Ms McGlynn’s disappearance, in December 2008, came as a shock. “The whole thing just came out of left-field,” Mr Zadow said. “One minute we were speaking to Vonne and, the next minute, something was wrong and she had disappeared.

“People wondered if she’d gone into a nursing home but we knew she was hell-bent on staying in her own place – and that she’d not do anything without telling us.”

When police discovered Ms McGlynn had been attacked in her home, killed and dismembered, the tight-knit group went into shock.

“We had older people coming to our door crying and seeking comfort,” Mr Zadow said.

He is convinced Ms McGlynn would have fought Gavare with all her might.

He said she once chased two teenagers away from their street because she “didn’t like” the way they were hanging around.

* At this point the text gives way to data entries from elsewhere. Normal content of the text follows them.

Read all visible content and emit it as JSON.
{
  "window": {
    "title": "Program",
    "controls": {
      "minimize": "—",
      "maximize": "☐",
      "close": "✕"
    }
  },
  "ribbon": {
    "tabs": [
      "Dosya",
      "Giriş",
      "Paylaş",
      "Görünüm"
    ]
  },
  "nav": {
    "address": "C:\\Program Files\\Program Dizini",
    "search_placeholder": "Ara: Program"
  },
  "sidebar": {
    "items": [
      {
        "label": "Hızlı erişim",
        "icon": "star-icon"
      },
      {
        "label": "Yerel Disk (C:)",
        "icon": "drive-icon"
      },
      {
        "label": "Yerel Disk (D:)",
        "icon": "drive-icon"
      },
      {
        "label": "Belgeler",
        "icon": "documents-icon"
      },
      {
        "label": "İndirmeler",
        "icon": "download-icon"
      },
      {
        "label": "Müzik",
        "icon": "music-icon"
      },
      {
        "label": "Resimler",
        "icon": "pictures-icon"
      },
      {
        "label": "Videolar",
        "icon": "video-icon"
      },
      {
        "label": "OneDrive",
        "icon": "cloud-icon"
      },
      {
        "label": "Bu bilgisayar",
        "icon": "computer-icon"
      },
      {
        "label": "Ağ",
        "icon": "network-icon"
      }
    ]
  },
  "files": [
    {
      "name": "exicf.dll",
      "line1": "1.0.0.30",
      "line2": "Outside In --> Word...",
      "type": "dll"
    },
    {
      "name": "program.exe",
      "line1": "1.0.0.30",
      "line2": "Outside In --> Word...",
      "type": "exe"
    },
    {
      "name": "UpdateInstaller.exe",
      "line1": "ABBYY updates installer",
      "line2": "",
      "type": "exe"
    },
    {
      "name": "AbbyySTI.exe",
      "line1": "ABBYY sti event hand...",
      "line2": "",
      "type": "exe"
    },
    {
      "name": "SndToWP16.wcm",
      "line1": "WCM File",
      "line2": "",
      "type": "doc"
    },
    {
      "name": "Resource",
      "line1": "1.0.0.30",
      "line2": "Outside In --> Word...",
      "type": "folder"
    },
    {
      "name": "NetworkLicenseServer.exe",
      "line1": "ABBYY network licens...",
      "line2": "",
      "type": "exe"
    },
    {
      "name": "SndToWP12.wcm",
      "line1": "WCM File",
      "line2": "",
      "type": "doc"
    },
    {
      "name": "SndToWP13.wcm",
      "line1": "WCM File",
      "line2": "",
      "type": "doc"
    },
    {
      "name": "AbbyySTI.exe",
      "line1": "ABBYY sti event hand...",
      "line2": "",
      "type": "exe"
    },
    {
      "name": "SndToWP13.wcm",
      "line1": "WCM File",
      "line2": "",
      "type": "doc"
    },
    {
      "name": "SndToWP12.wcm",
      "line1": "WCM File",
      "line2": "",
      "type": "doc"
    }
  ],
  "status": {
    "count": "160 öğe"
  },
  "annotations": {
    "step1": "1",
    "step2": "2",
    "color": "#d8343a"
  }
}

“She was a wonderful, feisty lady,” he said.

Mrs Molloy said the pensioner had a broken arm at the time of the murder, but that would not have stopped her.

“I know my friend well, and I think she would have put up a fight with Gavare,” she said. “She would have confronted her … been fearless and thought she could protect herself.”

The families supported police investigations and attended court to testify against Gavare.

“It’s quite confronting that someone can show no remorse, no human empathy, no humanity,” Mrs Molloy said of the killer.

“Without a doubt, she is a monster.”

Mr Zadow had his own names for Gavare.

“She’s a shark, she’s a killer, she’s stone,” he said.

“What I couldn’t get over was the way she’d just look at you, emotionless, in court.”

Gavare has never revealed what she did with Ms McGlynn’s head and hands – and her silence haunts Mrs Molloy. “She’s decided to withhold some of Vonne’s remains, and that’s not good enough,” she said.

“But I’m going to try and find some forgiveness for that murderer, because that’s what my faith teaches me.

“I even feel a little sorry for her, as a human being, because her decisions and actions have brought her such a dreadful outcome.”